Petrolieri inquinatori e impuniti

SIRACUSA – Le capacità di reazione della natura nel triangolo industriale Priolo-Melili-Augusta sono terminate. In particolare, sono totalmente azzerate quelle della rada di Augusta e dei suoi fondali, mortalmente colpiti negli ultimi sessant’anni da un inquinamento indiscriminato. E nessuna delle grandi imprese della zona, operanti nel settore degli idrocarburi e della petrolchimica, che vi si sono insediate nel tempo, compromettendo ormai irreparabilmente la matrice ambientale, ha intenzione di risarcire e riparare i danni arrecati. Questo nonostante lo scorso 29 marzo la Corte di giustizia europea (con sede in Lussemburgo) abbia ribadito, per l’area industriale a Nord di Siracusa, il principio comunitario del “chi inquina paga”.
 
La Corte ha rimarcato come, secondo la direttiva sulla responsabilità ambientale, “per poter presumere un nesso di causalità, l’autorità nazionale deve disporre di indizi plausibili in grado di dare fondamento alla sua presunzione, quali la vicinanza dell’impianto dell’operatore all’inquinamento accertato e la corrispondenza tra le sostanze inquinanti ritrovate e i componenti impiegati da detto operatore nell’esercizio della sua attività”.
In pratica, la Erg, la Polimeri Europa, la Syndial, l’Eni, la Esso e le altri grandi imprese del petrolchimico dovrebbero tutte pagare i danni. Esemplificativa è la questione relativa alle 500 tonnellate di mercurio ritrovate nei fondali megaresi, che ha comportato una complessa e intricata vicenda giudiziaria, banalizzata come caduta in prescrizione, ma che in realtà ha avuto risvolti alquanto diversi.
“Quasi tutti gli indagati, responsabili dell’inquinamento della rada, – conferma, infatti, il sostituto della Procura della Repubblica di Siracusa, Maurizio Musco – hanno patteggiato la pena, con condanne fino a due anni. Solo per alcuni reati – aggiunge il pubblico ministero – ci sono state le prescrizioni”. In base a quanto spiega Musco, si è inizialmente proceduto per “l’organizzazione illegale del traffico e dello smaltimento di rifiuti pericolosi”, reato contemplato dall’ex art. 53 bis del Codice di procedura penale, che prevede condanne da 1 a 6 anni. “In seguito – aggiunge il sostituto procuratore – la vicenda si è intersecata con l’avvelenamento delle acque, per il quale si sono susseguite ben tre consulenze”. L’esito delle perizie ha stabilito “un alto grado d’inquinamento dei fondali della rada di Augusta, ma non tale da mettere in pericolo l’incolumità pubblica”. Forti di questo risultato, i difensori delle imprese hanno così chiesto l’archiviazione del reato di avvelenamento delle acque, ottenendola dal gip incaricato.

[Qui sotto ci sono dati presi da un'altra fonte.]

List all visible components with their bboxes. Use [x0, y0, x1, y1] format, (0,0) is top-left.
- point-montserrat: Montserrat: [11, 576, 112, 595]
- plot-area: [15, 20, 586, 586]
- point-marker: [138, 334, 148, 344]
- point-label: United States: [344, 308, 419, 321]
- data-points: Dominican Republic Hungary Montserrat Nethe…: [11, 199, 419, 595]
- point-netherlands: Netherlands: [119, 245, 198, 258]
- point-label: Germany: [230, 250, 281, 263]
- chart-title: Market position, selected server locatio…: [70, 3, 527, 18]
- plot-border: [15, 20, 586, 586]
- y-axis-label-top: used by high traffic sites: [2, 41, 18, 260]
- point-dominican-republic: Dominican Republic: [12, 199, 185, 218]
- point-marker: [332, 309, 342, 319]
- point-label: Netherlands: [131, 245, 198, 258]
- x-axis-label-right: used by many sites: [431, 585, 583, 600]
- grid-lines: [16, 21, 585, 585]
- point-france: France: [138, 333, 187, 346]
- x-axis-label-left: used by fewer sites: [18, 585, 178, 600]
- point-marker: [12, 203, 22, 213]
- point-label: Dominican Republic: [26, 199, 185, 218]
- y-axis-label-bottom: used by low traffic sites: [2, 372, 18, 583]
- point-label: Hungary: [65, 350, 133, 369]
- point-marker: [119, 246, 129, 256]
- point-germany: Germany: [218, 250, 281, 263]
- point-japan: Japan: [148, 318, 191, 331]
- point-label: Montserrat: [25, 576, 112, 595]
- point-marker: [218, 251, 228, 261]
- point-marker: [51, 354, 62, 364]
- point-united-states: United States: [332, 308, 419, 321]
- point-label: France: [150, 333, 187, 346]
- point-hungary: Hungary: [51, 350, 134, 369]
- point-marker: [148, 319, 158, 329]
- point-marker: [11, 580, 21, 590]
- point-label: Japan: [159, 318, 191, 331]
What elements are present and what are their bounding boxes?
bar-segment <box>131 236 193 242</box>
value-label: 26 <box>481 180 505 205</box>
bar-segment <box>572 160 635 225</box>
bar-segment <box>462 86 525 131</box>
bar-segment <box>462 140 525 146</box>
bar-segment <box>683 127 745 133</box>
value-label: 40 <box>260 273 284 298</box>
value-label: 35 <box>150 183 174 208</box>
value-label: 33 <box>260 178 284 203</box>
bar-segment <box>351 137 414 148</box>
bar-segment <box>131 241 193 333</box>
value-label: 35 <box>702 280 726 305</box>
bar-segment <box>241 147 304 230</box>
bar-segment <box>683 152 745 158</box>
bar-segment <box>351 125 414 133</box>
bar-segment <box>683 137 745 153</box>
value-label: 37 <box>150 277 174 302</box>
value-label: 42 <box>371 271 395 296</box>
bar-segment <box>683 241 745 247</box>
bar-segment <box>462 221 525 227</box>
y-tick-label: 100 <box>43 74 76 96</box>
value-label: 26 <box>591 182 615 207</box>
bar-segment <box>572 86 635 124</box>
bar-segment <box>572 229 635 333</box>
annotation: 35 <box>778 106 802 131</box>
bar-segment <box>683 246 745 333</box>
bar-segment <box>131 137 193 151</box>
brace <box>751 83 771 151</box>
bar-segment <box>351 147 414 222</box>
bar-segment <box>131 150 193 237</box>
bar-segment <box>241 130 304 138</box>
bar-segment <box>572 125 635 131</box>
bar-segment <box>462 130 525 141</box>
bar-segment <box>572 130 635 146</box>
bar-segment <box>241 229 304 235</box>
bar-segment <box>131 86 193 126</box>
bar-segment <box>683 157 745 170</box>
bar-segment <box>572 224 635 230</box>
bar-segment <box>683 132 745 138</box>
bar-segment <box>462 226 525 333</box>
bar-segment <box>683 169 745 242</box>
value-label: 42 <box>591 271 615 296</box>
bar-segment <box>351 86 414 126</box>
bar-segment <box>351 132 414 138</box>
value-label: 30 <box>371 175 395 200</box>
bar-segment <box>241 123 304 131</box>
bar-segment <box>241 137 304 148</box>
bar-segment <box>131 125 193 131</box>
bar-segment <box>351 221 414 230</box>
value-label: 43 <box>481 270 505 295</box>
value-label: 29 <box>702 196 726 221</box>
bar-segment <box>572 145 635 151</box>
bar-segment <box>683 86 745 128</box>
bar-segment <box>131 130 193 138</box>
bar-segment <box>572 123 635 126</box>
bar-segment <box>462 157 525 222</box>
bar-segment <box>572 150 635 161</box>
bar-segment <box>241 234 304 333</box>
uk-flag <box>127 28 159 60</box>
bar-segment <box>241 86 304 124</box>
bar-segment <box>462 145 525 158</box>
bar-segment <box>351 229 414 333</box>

Terzo e fondamentale punto della vicenda dell’inquinamento della rada di Augusta riguarda la sua bonifica. E’ bene rammentare, che per attuarla il ministero dell’Ambiente, seguendo i dettami della normativa contenuta nel Dlgs 152/2006, ha stabilito siano necessari oltre 670 mln di €, metà dei quali avrebbero dovuto essere a carico dell’industria. Solo ricorrendo all’intervento del Tar di Catania, nel 2008, le industrie petrolchimiche sono riuscite a evitare il loro dovere, anche se la sentenza della giustizia amministrativa siciliana è stata poi vanificata dalla Corte di giustizia Ue. “Da un punto di vista penale, – chiarisce il magistrato Maurizio Musco – l’obbligo di  bonifica è stato introdotto alla fine degli anni Novanta del secolo scorso, e dato che l’inquinamento in questione è avvenuto tra gli anni Cinquanta e Settanta, non si è potuto applicare il principio di retroattività, e quindi – conclude – non si è potuto procedere”.  Se da un lato, dunque, la Giustizia penale ha avuto i suoi risvolti, dall’altro quella civile può e deve avere il suo percorso per giungere ad un vero è proprio risarcimento dei danni, unica compensazione accettabile per un territorio spremuto fino all’osso.